- Photography by Ms Martien Mulder
It's the morning after Independence Day in Montauk. The once sleepy fishing village's apotheosis into Long Island's answer to Ibiza kicked into overdrive five years ago with the opening of The Surf Lodge. But the title of reigning hot spot now belongs to Mr Lincoln Pilcher's beach bar, Moby's. After debuting in Montauk last year as Moby Dick's, it has popped up again this summer (minus the Dick's) in nearby Amagansett.
"It's been a crazy five-day party out here," says Mr Pilcher, 32, in a hoarse Australian accent that betrays a few late nights, his long hair wet after a head-clearing surf. It was Moby's first big weekend of the season after an adrenaline-fuelled race against time to get it open. But the vital signs are strong. "The food was good, the place looks amazing, all in all it's been a very successful opening."
Later today, just like everyone else, Mr Pilcher will return to the city to work. Except his work is running another alfresco bar which he's also just opened for the summer called Champagne Charlie in the garden of the High Line Hotel in Chelsea.
For the past couple of months Mr Pilcher and his fellow Australian business partner Mr Nick Hatsatouris, have been working hard to get these seasonal pop-ups off the ground. Mr Pilcher also has a restaurant in Los Angeles called Eveleigh and Ruby's in New York with another Aussie, Mr Nick Mathers. If there is a unifying feel to these otherwise quite different spaces it is their laid-back atmosphere. "We've tried to import a Sydney sensibility - it tends to translate well."
I work better with an opening-day target and a quick turnaround. Pop-ups are very of the moment right now. People like them because they're new and fresh
Mr Pilcher is the curator - bringing all the different elements together. "My focus is the creative: the concept, interiors, branding, logos." When he first moved to New York in 1999 at the age of 18, it was to further his burgeoning modelling career. While travelling the world working for the likes of Ralph Lauren and J.Crew among others, he developed more of an interest in being behind the lens rather than in front of it. "Modelling was really just a way to earn money and meet photographers," he says.
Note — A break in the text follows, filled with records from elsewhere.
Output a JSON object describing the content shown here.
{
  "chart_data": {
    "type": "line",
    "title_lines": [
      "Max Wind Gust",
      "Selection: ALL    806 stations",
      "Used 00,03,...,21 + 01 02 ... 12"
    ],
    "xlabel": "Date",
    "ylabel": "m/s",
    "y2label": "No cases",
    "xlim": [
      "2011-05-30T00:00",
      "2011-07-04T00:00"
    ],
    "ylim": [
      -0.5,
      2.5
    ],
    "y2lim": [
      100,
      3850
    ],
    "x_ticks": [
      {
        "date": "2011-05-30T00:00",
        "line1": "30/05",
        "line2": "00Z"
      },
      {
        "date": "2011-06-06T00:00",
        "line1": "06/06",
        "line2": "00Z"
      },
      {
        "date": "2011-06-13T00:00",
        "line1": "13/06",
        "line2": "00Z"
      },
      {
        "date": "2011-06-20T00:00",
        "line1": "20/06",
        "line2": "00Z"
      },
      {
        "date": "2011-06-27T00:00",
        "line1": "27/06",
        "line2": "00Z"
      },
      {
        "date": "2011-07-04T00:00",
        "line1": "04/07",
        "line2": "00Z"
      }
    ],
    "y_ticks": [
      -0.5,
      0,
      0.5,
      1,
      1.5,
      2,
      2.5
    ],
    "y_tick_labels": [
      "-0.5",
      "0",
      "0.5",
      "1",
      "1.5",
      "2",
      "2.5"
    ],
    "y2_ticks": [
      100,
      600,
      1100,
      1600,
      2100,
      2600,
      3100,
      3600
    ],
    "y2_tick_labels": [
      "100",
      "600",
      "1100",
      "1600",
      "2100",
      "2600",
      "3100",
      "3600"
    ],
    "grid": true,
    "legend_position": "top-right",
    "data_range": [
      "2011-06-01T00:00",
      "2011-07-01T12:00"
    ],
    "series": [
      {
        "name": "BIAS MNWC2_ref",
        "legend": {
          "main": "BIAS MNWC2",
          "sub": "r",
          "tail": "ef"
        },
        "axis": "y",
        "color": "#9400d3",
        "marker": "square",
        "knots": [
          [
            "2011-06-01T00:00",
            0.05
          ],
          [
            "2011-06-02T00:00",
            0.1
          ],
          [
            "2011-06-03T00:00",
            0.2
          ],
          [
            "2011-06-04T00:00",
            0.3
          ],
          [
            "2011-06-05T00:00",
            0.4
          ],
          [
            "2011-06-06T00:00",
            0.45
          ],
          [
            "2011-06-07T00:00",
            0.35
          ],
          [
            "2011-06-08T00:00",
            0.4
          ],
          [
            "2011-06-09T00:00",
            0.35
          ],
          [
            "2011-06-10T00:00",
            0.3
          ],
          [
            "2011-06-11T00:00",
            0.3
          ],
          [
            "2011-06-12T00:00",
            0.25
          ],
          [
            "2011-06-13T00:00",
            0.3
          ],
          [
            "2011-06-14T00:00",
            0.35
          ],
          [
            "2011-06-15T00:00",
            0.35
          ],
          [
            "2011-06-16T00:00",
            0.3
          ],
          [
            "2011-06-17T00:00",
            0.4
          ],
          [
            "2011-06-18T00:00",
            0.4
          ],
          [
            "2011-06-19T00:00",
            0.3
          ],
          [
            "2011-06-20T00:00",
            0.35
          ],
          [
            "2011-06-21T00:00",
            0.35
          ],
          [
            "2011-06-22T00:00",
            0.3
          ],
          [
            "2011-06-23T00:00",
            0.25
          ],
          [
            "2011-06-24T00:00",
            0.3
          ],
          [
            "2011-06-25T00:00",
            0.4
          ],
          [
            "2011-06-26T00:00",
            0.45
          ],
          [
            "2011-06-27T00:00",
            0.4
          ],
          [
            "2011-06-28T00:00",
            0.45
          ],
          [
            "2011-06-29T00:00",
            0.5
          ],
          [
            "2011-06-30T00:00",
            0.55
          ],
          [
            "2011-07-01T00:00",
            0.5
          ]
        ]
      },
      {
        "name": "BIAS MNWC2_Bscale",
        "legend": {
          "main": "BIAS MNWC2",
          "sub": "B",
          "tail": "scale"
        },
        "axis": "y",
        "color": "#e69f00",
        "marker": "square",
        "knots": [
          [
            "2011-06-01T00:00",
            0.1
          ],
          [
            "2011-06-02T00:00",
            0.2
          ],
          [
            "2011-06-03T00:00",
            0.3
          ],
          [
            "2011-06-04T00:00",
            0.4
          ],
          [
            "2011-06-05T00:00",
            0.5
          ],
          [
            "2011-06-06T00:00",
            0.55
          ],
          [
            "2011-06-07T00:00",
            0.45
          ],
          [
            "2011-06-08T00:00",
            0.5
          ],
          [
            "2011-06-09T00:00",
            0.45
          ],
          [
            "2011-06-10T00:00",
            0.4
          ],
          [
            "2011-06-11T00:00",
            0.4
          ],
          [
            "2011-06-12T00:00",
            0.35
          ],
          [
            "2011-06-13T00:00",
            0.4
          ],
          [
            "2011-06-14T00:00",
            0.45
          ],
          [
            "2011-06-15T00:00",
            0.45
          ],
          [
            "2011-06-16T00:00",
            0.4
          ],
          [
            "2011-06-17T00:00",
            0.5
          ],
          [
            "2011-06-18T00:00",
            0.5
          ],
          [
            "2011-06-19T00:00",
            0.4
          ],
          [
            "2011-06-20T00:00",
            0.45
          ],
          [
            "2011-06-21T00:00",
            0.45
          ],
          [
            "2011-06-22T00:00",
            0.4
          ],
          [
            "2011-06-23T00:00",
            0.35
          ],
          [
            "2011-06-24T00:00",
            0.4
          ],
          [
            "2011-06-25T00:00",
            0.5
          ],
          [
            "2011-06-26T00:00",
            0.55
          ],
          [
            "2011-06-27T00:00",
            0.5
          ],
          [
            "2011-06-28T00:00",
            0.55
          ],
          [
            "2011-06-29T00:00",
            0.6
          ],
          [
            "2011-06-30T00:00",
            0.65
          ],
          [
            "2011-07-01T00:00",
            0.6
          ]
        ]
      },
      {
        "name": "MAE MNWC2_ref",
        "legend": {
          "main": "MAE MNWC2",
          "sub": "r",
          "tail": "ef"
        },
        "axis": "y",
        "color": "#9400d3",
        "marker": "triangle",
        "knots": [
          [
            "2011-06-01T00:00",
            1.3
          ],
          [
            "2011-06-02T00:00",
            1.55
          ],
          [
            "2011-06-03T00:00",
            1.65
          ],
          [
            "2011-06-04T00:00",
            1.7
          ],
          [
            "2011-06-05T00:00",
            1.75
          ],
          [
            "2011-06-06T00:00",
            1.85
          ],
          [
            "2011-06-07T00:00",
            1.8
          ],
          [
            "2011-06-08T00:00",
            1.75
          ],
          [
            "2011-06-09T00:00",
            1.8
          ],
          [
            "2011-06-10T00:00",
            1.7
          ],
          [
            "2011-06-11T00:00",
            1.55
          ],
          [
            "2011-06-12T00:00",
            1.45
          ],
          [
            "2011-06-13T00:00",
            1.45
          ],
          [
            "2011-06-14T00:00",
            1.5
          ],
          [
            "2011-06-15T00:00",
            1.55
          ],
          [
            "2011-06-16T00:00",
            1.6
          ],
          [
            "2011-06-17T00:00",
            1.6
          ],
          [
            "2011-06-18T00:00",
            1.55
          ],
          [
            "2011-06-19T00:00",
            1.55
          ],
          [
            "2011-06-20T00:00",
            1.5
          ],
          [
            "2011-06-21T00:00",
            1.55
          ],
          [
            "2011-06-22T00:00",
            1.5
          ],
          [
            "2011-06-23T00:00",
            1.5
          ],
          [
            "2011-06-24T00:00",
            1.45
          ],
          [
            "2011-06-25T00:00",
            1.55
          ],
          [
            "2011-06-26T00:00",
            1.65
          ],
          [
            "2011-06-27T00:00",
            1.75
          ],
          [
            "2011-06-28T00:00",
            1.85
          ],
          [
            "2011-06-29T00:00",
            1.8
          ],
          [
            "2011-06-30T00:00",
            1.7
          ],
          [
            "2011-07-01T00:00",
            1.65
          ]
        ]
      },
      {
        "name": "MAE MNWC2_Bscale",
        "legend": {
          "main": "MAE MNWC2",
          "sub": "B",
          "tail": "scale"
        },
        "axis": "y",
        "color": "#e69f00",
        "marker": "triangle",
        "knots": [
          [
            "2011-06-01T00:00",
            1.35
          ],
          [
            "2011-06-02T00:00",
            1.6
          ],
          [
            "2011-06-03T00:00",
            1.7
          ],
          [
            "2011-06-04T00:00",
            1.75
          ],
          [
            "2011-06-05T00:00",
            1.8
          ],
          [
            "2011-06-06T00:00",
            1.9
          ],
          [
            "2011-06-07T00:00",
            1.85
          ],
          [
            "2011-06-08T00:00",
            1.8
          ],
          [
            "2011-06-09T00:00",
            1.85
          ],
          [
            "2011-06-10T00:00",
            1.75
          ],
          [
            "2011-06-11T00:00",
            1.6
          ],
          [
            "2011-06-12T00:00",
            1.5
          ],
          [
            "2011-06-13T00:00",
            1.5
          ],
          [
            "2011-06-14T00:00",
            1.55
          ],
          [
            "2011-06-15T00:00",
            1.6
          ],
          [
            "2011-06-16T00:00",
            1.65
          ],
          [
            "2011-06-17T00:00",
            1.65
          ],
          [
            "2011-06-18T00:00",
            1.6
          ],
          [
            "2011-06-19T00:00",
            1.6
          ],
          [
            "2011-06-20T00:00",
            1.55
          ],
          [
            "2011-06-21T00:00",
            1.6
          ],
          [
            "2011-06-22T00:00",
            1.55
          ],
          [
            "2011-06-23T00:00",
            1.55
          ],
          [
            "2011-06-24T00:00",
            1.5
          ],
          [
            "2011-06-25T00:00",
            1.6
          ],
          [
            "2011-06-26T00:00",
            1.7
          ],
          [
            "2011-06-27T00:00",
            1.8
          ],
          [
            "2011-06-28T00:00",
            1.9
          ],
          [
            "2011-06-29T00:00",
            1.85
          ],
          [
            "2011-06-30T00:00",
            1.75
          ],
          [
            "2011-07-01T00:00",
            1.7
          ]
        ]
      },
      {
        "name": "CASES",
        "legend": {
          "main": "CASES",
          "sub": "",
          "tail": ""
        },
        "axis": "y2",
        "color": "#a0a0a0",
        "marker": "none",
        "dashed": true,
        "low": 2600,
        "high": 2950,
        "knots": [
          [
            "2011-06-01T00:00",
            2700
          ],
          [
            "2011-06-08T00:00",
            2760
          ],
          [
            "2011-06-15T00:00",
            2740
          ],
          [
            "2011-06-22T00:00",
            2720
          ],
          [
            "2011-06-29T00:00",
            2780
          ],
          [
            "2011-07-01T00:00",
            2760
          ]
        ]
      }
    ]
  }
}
So he trained as a fashion photographer - a world that was already very familiar to him and in which he has strong contacts.
His mother, Nancy, is considered fashion royalty back in Oz having been editor of Vogue Australia for 28 years before becoming vice president of Condé Nast Asia Pacific's editorial development division, and latterly editorial director at large at Condé Nast Publications Asia Pacific. Mr Pilcher grew up surrounded by fashion photographers and top models, which perhaps explains his comfort in their company. His long-term girlfriend is the US supermodel Ms Carolyn Murphy, 40 next month, whom he has photographed for several glossy magazine covers, often working with his sister, the renowned stylist Ms Morgan Pilcher.
Meanwhile it was his father who taught him the practical skills needed to launch a new venue on a tight deadline. "Dad was in interior design and construction so I learnt to be pretty handy with a power drill. I've been wearing a tool belt for the last month out here," Mr Pilcher says. "I work better with an opening-day target and a quick turnaround. Pop-ups are very of the moment right now. People like them because they're new and fresh."
The laid-back atmosphere out here does mirror what I grew up with but with the buzz of New York so close, for me it's the best of both worlds. I love the combination of city and beach life
Having launched a number of venues, Mr Pilcher and his partners believe they have hit on a winning formula. "We have worked out what people want. The secret is simplicity," he says. "You don't need to have a menu with 50 dishes on it or a wine list with 200 wines. There's just eight things on the menu at Moby's but they are eight fantastic things." Whole black seabass straight out of the water, a steak, two pizzas, two pastas, two salads. "There isn't an extensive wine list but they are all good wines." The rosé is literally on tap. "And then there is creating the vibe - and that is a combination of the people, the environment, and the food. It's all about a lifestyle." Sitting in a tree swing, looking down the lawn out to the water at sunset, glass in hand, life feels pretty good.
Once again, Mr Pilcher is able to draw upon his Sydney upbringing in knowing how to generate the right atmosphere. "My parents would entertain every weekend," he explains. "We would have these beautiful big lunches on the deck."
In many ways Amagansett and Montauk in high season feel similar to the well-to-do communities of Sydney's northern beaches and Pittwater where Mr Pilcher was raised. "The laid-back lifestyle out here does mirror what I grew up with but with the buzz of New York so close, for me it's the best of both worlds. I love the combination of city and beach life."
Although Mr Pilcher returns to Sydney regularly to see friends and family, he feels very at home in the US. "Being Australian has been a huge advantage. People here like the Aussies for their have-a-crack attitude, good work ethic, directness and get-up-and-go approach," he says. "But just as importantly if not more so, we also know how to enjoy ourselves." As if to prove the point, he looks at his watch, then at his board and grins. There's time for one more surf before he hits the road.